BackgroundInborn errors of immunity (IEI) often lack specific disease models and personalized management. Signal transducer and activator of transcription (STAT)-1 gain-of-function (GoF) is such example of an IEI with diverse clinical phenotype with unclear pathomechanisms and unpredictable response to therapy. Limitations in obtaining fresh samples for functional testing and research further highlights the need for patient-specific ex-vivo platforms. ObjectiveUsing STAT1-GoF as an example IEI, we investigated the potential of patient-derived expanded potential stem cells (EPSC) as an ex-vivo platform for disease modelling and personalized treatment. MethodsWe generated EPSC derived from individual STAT1-GoF patients. STAT1 mutations were confirmed with Sanger sequencing. Functional testing including STAT1 phosphorylation/dephosphorylation and gene expression with or without Janus-kinase inhibitors (JAKi) were performed. Functional tests were repeated on EPSC lines with GoF mutations repaired by CRISPR/Cas9 editing.
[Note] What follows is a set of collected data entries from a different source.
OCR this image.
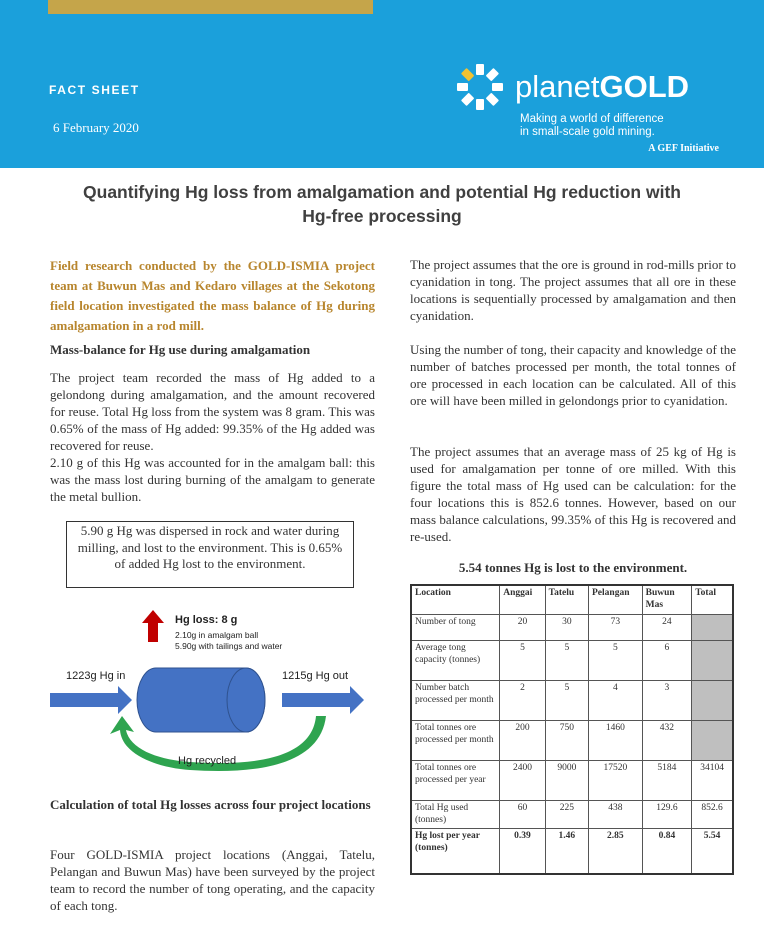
FACT SHEET
6 February 2020
planetGOLD
Making a world of difference
in small-scale gold mining.
A GEF Initiative
Quantifying Hg loss from amalgamation and potential Hg reduction with
Hg-free processing
Field research conducted by the GOLD-ISMIA project team at Buwun Mas and Kedaro villages at the Sekotong field location investigated the mass balance of Hg during amalgamation in a rod mill.
Mass-balance for Hg use during amalgamation
The project team recorded the mass of Hg added to a gelondong during amalgamation, and the amount recovered for reuse. Total Hg loss from the system was 8 gram. This was 0.65% of the mass of Hg added: 99.35% of the Hg added was recovered for reuse.
2.10 g of this Hg was accounted for in the amalgam ball: this was the mass lost during burning of the amalgam to generate the metal bullion.
5.90 g Hg was dispersed in rock and water during milling, and lost to the environment. This is 0.65% of added Hg lost to the environment.
Hg loss: 8 g
2.10g in amalgam ball
5.90g with tailings and water
1223g Hg in	1215g Hg out
Hg recycled
Calculation of total Hg losses across four project locations
Four GOLD-ISMIA project locations (Anggai, Tatelu, Pelangan and Buwun Mas) have been surveyed by the project team to record the number of tong operating, and the capacity of each tong.
The project assumes that the ore is ground in rod-mills prior to cyanidation in tong. The project assumes that all ore in these locations is sequentially processed by amalgamation and then cyanidation.
Using the number of tong, their capacity and knowledge of the number of batches processed per month, the total tonnes of ore processed in each location can be calculated. All of this ore will have been milled in gelondongs prior to cyanidation.
The project assumes that an average mass of 25 kg of Hg is used for amalgamation per tonne of ore milled. With this figure the total mass of Hg used can be calculation: for the four locations this is 852.6 tonnes. However, based on our mass balance calculations, 99.35% of this Hg is recovered and re-used.
5.54 tonnes Hg is lost to the environment.
Location	Anggai	Tatelu	Pelangan	Buwun Mas	Total
Number of tong	20	30	73	24	
Average tong capacity (tonnes)	5	5	5	6	
Number batch processed per month	2	5	4	3	
Total tonnes ore processed per month	200	750	1460	432	
Total tonnes ore processed per year	2400	9000	17520	5184	34104
Total Hg used (tonnes)	60	225	438	129.6	852.6
Hg lost per year (tonnes)	0.39	1.46	2.85	0.84	5.54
ResultsEPSC were successfully reprogrammed from STAT1-GoF patients and expressed the same pluripotent makers as controls, with distinct morphological differences. Patient-derived EPSC recapitulated the functional abnormalities of index STAT1-GoF patients with STAT1 hyperphosphorylation and increased expression of STAT1 and its downstream genes (IRF1, APOL6, and OAS1) following IFNγ stimulation. Addition of ruxolitinib and baricitinib inhibited STAT1 hyperactivation in STAT1-GoF EPSC in a dose-dependent manner, which was not observed with tofacitinib. Corrected STAT1 phosphorylation and downstream gene expression were observed among repaired STAT1-GoF EPSC cell lines. ConclusionThis proof-of-concept study demonstrates the potential of our patient-derived EPSC platform toward modelling STAT1-GoF. We propose this platform toward researching, recapitulating and repairing other IEI in the future.